Sunday, 20 September 2020

What I learned In The 1960s

This is relevant to something in Poul Anderson's The Shield Of Time but I will lead up to it. 

From 1960 to 1967, I attended a boarding school in the Republic of Ireland. I read a lot of extracurricular sf. (About twenty years later, I taught in a school in England where an English class read Fahrenheit 451.) My reading included Poul Anderson although he was not on my top list yet. In those days, the must read authors were Heinlein, Asimov, Blish and Simak. I privately read retellings of Norse mythology which was a good preparation for Anderson's heroic fantasies.

In Latin class, we read some Caesar and Virgil and I was delighted to learn that Romulus was supposed to be descended from Aeneas, thus that Rome was a sequel to Troy. This was good preparation for certain Time Patrol stories and also for The King Of Ys. In fact, we translated a sentence about the younger Scipio rescuing his father in battle. I reflected that Manse Everard had to be nearby.
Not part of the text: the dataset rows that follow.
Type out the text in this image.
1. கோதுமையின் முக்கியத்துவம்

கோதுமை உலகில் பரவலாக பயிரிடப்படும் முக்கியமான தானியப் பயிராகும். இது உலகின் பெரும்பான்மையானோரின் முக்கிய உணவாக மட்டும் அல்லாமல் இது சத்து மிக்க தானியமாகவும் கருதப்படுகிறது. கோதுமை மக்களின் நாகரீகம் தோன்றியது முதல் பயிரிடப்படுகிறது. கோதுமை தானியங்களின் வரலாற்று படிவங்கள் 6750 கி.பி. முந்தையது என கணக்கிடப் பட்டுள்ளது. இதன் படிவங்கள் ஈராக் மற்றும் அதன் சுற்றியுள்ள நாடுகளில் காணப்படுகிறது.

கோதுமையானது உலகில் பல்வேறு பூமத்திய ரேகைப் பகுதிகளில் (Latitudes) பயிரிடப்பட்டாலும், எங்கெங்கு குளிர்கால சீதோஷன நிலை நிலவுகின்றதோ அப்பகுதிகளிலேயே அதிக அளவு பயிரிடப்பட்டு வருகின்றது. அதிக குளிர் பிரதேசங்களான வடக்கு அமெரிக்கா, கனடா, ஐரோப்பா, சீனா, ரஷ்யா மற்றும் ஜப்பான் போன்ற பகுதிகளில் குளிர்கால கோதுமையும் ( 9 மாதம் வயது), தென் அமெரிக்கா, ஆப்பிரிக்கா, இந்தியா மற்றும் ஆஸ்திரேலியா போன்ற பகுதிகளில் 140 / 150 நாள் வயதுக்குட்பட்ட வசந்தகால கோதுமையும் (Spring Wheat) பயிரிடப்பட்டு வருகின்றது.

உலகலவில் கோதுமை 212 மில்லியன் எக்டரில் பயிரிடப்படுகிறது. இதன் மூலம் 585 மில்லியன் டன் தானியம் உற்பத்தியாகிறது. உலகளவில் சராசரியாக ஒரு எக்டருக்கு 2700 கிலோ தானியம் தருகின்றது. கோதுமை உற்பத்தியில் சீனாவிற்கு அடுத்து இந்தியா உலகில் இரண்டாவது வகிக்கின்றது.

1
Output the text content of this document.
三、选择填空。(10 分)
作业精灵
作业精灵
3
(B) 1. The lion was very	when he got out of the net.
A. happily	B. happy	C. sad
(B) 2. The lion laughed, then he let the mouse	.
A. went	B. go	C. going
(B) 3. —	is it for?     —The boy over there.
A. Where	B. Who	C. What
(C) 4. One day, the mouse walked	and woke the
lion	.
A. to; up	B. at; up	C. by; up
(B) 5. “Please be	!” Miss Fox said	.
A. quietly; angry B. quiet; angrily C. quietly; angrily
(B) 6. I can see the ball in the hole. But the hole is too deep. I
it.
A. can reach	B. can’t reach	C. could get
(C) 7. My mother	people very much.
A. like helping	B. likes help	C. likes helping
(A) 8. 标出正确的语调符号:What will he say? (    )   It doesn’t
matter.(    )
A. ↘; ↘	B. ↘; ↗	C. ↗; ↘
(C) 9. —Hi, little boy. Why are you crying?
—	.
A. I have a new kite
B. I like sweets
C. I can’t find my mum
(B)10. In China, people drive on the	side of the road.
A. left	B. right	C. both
In History class, we learned that each newly installed Holy Roman Emperor had to trek down into Italy to sort out the Pope and the Italian states, which finally leads us to:

"A year ago, Lothair, the old Holy Roman Emperor, had crossed the Alps to aid Pope Innocent II against Roger II, King of Capua, Apulia, and Sicily."
-The Shield Of Time, PART SIX, 1137alpha A. D. p. 272. 
 
PART SIX contains a lot of concentrated historical information which I will try to summarize on the blog.

1 comment:

Sean M. Brooks said...

Kaor, Paul!

I remember how, in one of my old history books for what is called 'high school" in the States, the chapter about the Holy Roman Empire for a textbook ended with the author suggesting it would have been better for the Empire if the Emperors had not so often gotten entangled in Italian politics. That if the Emperors had been content to focus mostly in German and central European affairs, then it would have become a united and powerful realm. Might that have been better for the world if there had been no "Reformation," no Thirty Years War, no Bismarck, no Hitler, Lenin, Stalin, etc.? Impossible to tell!